Buna karşın Merkel’i “Her şeyin en doğrusunu bilen benim” şeklinde davrandığı için eleştirenlerin de sayısı az değil. Ama söz konusu korona önlemleri olunca Merkel’in inatçı değil istikrarlı davrandığını söylemek yanlış olmayacaktır. Ne kadar istikrarlı veya kararlı davranırsa davransın son dönemlerde korona önlemleri nedeniyle özellikle başta dar gelirliler olmak üzere halk oldukça yorgun. İnsanların bu süreçteki psikolojileri göz ardı ediliyor. Politikacılara, hükümete güven azaldıkça azalıyor. Özellikle kendi partisi, düşen güven ve oylardan Merkel’i yavaş yavaş eleştirmeye ve sorumlu tutmaya başladı. Merkel’in kendi son dönemi olduğu için partisini yeterince önemsemediğini düşünenler de var.

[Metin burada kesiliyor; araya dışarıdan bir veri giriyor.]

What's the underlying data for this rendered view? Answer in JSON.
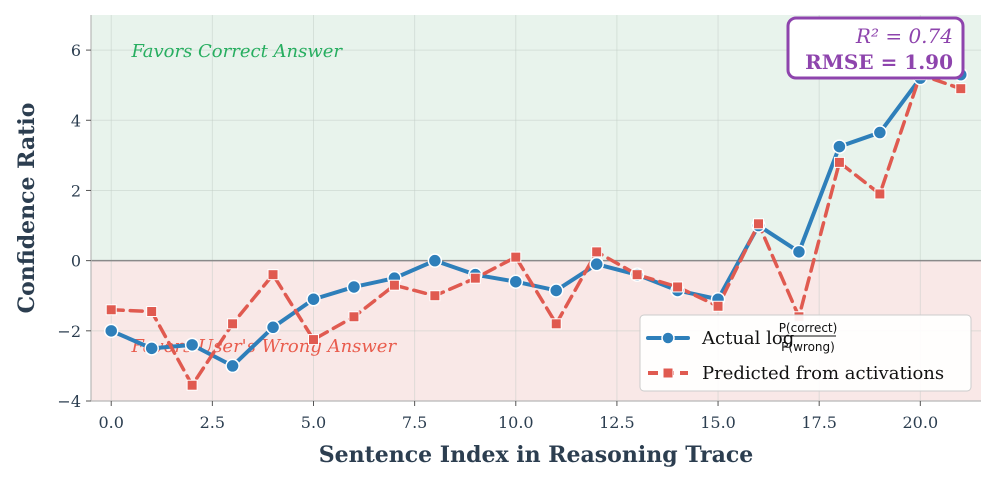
{
  "chart_data": {
    "type": "line",
    "xlabel": "Sentence Index in Reasoning Trace",
    "ylabel": "Confidence Ratio",
    "xlim": [
      -0.5,
      21.5
    ],
    "ylim": [
      -4,
      7
    ],
    "xticks": [
      "0.0",
      "2.5",
      "5.0",
      "7.5",
      "10.0",
      "12.5",
      "15.0",
      "17.5",
      "20.0"
    ],
    "xtick_values": [
      0,
      2.5,
      5,
      7.5,
      10,
      12.5,
      15,
      17.5,
      20
    ],
    "yticks": [
      "−4",
      "−2",
      "0",
      "2",
      "4",
      "6"
    ],
    "ytick_values": [
      -4,
      -2,
      0,
      2,
      4,
      6
    ],
    "grid": true,
    "legend_position": "bottom-right",
    "regions": {
      "upper": {
        "label": "Favors Correct Answer",
        "color": "#27ae60",
        "fill": "#e8f3ec"
      },
      "lower": {
        "label": "Favors User's Wrong Answer",
        "color": "#e74c3c",
        "fill": "#f9e8e7"
      }
    },
    "stats": {
      "r2": "R² = 0.74",
      "rmse": "RMSE  = 1.90"
    },
    "x": [
      0,
      1,
      2,
      3,
      4,
      5,
      6,
      7,
      8,
      9,
      10,
      11,
      12,
      13,
      14,
      15,
      16,
      17,
      18,
      19,
      20,
      21
    ],
    "series": [
      {
        "name": "Actual log P(correct)/P(wrong)",
        "legend_label": "Actual log",
        "legend_num": "P(correct)",
        "legend_den": "P(wrong)",
        "color": "#2e7fba",
        "marker": "circle",
        "values": [
          -2.0,
          -2.5,
          -2.4,
          -3.0,
          -1.9,
          -1.1,
          -0.75,
          -0.5,
          0.0,
          -0.4,
          -0.6,
          -0.85,
          -0.1,
          -0.4,
          -0.85,
          -1.1,
          1.0,
          0.25,
          3.25,
          3.65,
          5.2,
          5.3
        ]
      },
      {
        "name": "Predicted from activations",
        "legend_label": "Predicted from activations",
        "color": "#e05a50",
        "marker": "square",
        "values": [
          -1.4,
          -1.45,
          -3.55,
          -1.8,
          -0.4,
          -2.25,
          -1.6,
          -0.7,
          -1.0,
          -0.5,
          0.1,
          -1.8,
          0.25,
          -0.4,
          -0.75,
          -1.3,
          1.05,
          -1.6,
          2.8,
          1.9,
          5.3,
          4.9
        ]
      }
    ]
  }
}
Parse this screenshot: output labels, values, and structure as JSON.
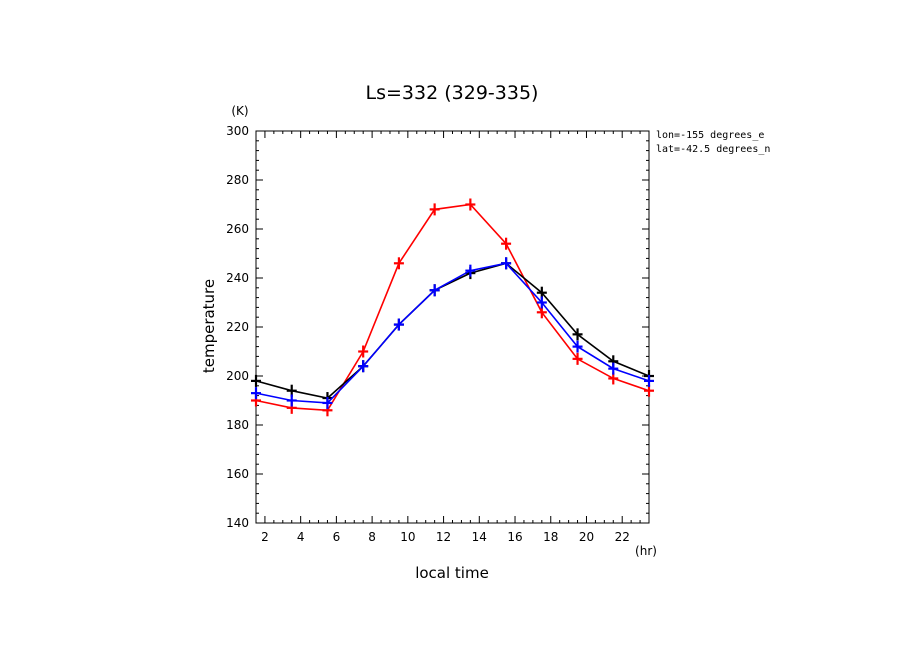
{
  "chart_data": {
    "type": "line",
    "title": "Ls=332 (329-335)",
    "xlabel": "local time",
    "ylabel": "temperature",
    "x_unit": "(hr)",
    "y_unit": "(K)",
    "xlim": [
      1.5,
      23.5
    ],
    "ylim": [
      140,
      300
    ],
    "x_ticks": [
      2,
      4,
      6,
      8,
      10,
      12,
      14,
      16,
      18,
      20,
      22
    ],
    "y_ticks": [
      140,
      160,
      180,
      200,
      220,
      240,
      260,
      280,
      300
    ],
    "annotations": [
      "lon=-155 degrees_e",
      "lat=-42.5 degrees_n"
    ],
    "x": [
      1.5,
      3.5,
      5.5,
      7.5,
      9.5,
      11.5,
      13.5,
      15.5,
      17.5,
      19.5,
      21.5,
      23.5
    ],
    "series": [
      {
        "color": "#ff0000",
        "values": [
          190,
          187,
          186,
          210,
          246,
          268,
          270,
          254,
          226,
          207,
          199,
          194
        ]
      },
      {
        "color": "#000000",
        "values": [
          198,
          194,
          191,
          204,
          221,
          235,
          242,
          246,
          234,
          217,
          206,
          200
        ]
      },
      {
        "color": "#0000ff",
        "values": [
          193,
          190,
          189,
          204,
          221,
          235,
          243,
          246,
          230,
          212,
          203,
          198
        ]
      }
    ]
  }
}
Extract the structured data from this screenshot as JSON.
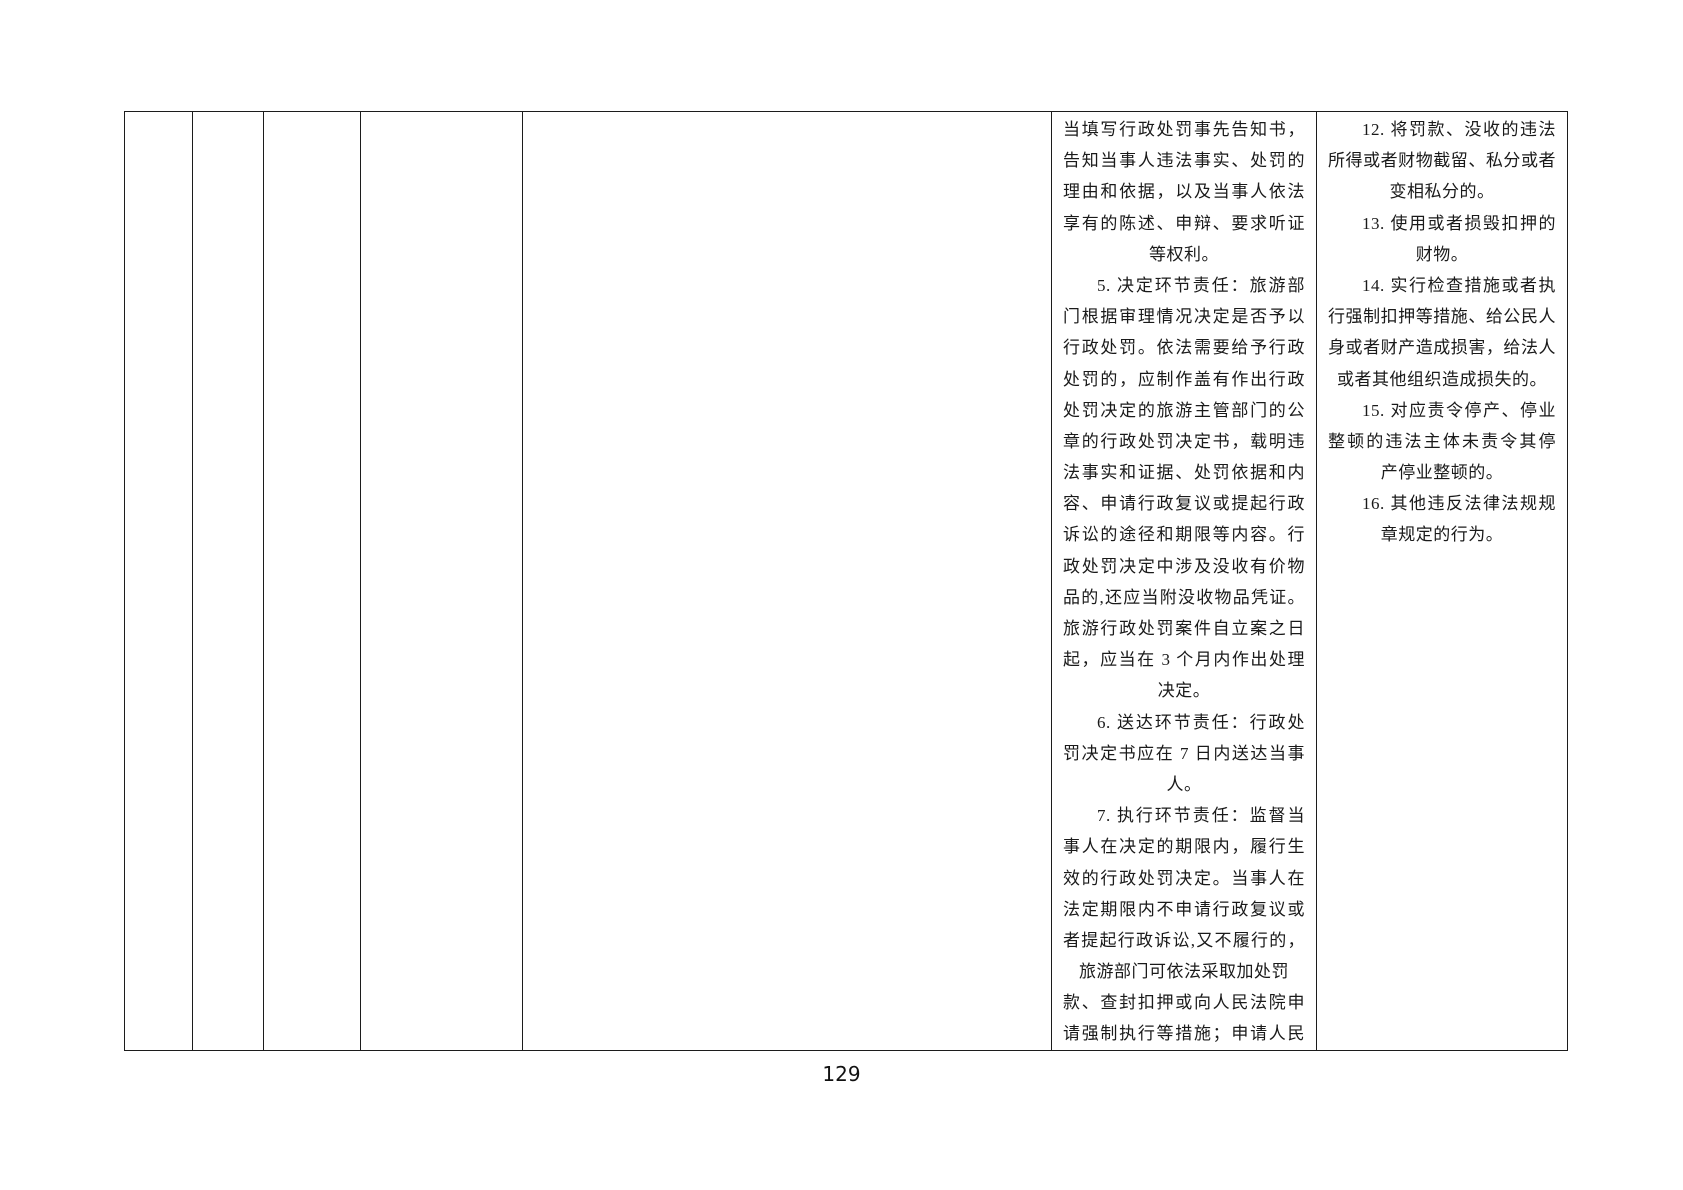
{
  "page": {
    "number": "129",
    "background_color": "#ffffff",
    "text_color": "#1a1a1a",
    "border_color": "#1c1c1c"
  },
  "table": {
    "empty_columns_count": 5,
    "process_column": {
      "lines": [
        {
          "text": "当填写行政处罚事先告知书，",
          "align": "justify"
        },
        {
          "text": "告知当事人违法事实、处罚的",
          "align": "justify"
        },
        {
          "text": "理由和依据，以及当事人依法",
          "align": "justify"
        },
        {
          "text": "享有的陈述、申辩、要求听证",
          "align": "justify"
        },
        {
          "text": "等权利。",
          "align": "center"
        },
        {
          "text": "5. 决定环节责任：旅游部",
          "align": "indent"
        },
        {
          "text": "门根据审理情况决定是否予以",
          "align": "justify"
        },
        {
          "text": "行政处罚。依法需要给予行政",
          "align": "justify"
        },
        {
          "text": "处罚的，应制作盖有作出行政",
          "align": "justify"
        },
        {
          "text": "处罚决定的旅游主管部门的公",
          "align": "justify"
        },
        {
          "text": "章的行政处罚决定书，载明违",
          "align": "justify"
        },
        {
          "text": "法事实和证据、处罚依据和内",
          "align": "justify"
        },
        {
          "text": "容、申请行政复议或提起行政",
          "align": "justify"
        },
        {
          "text": "诉讼的途径和期限等内容。行",
          "align": "justify"
        },
        {
          "text": "政处罚决定中涉及没收有价物",
          "align": "justify"
        },
        {
          "text": "品的,还应当附没收物品凭证。",
          "align": "justify"
        },
        {
          "text": "旅游行政处罚案件自立案之日",
          "align": "justify"
        },
        {
          "text": "起，应当在 3 个月内作出处理",
          "align": "justify"
        },
        {
          "text": "决定。",
          "align": "center"
        },
        {
          "text": "6. 送达环节责任：行政处",
          "align": "indent"
        },
        {
          "text": "罚决定书应在 7 日内送达当事",
          "align": "justify"
        },
        {
          "text": "人。",
          "align": "center"
        },
        {
          "text": "7. 执行环节责任：监督当",
          "align": "indent"
        },
        {
          "text": "事人在决定的期限内，履行生",
          "align": "justify"
        },
        {
          "text": "效的行政处罚决定。当事人在",
          "align": "justify"
        },
        {
          "text": "法定期限内不申请行政复议或",
          "align": "justify"
        },
        {
          "text": "者提起行政诉讼,又不履行的，",
          "align": "justify"
        },
        {
          "text": "旅游部门可依法采取加处罚",
          "align": "center"
        },
        {
          "text": "款、查封扣押或向人民法院申",
          "align": "justify"
        },
        {
          "text": "请强制执行等措施；申请人民",
          "align": "justify"
        }
      ]
    },
    "violations_column": {
      "lines": [
        {
          "text": "12. 将罚款、没收的违法",
          "align": "indent"
        },
        {
          "text": "所得或者财物截留、私分或者",
          "align": "justify"
        },
        {
          "text": "变相私分的。",
          "align": "center"
        },
        {
          "text": "13. 使用或者损毁扣押的",
          "align": "indent"
        },
        {
          "text": "财物。",
          "align": "center"
        },
        {
          "text": "14. 实行检查措施或者执",
          "align": "indent"
        },
        {
          "text": "行强制扣押等措施、给公民人",
          "align": "justify"
        },
        {
          "text": "身或者财产造成损害，给法人",
          "align": "justify"
        },
        {
          "text": "或者其他组织造成损失的。",
          "align": "center"
        },
        {
          "text": "15. 对应责令停产、停业",
          "align": "indent"
        },
        {
          "text": "整顿的违法主体未责令其停",
          "align": "justify"
        },
        {
          "text": "产停业整顿的。",
          "align": "center"
        },
        {
          "text": "16. 其他违反法律法规规",
          "align": "indent"
        },
        {
          "text": "章规定的行为。",
          "align": "center"
        }
      ]
    }
  }
}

Ancak pandemiyle mücadelede başarılı olmak Merkel için CDU’unun hanesine yazılacak artı puan demek. Şansölye olarak pandemide mücadeleyi kaybederse CDU ve hükümet ortağı Sosyal Demokrat Parti de (SPD) kaybedecek. Şimdiye kadar Almanya Fransa, İtalya, İspanya, İngiltere gibi ülkeler göz önüne alındığında krizi en iyi yöneten Avrupa ülkesi oldu. Almanya üçüncü dalganın ortasında ve Merkel’in bu son performansı ne olursa onu akıllara öyle kazıyacak. Pandemi Merkel’in son krizi ve kendisini eleştirenlere son meydan okuması olacak.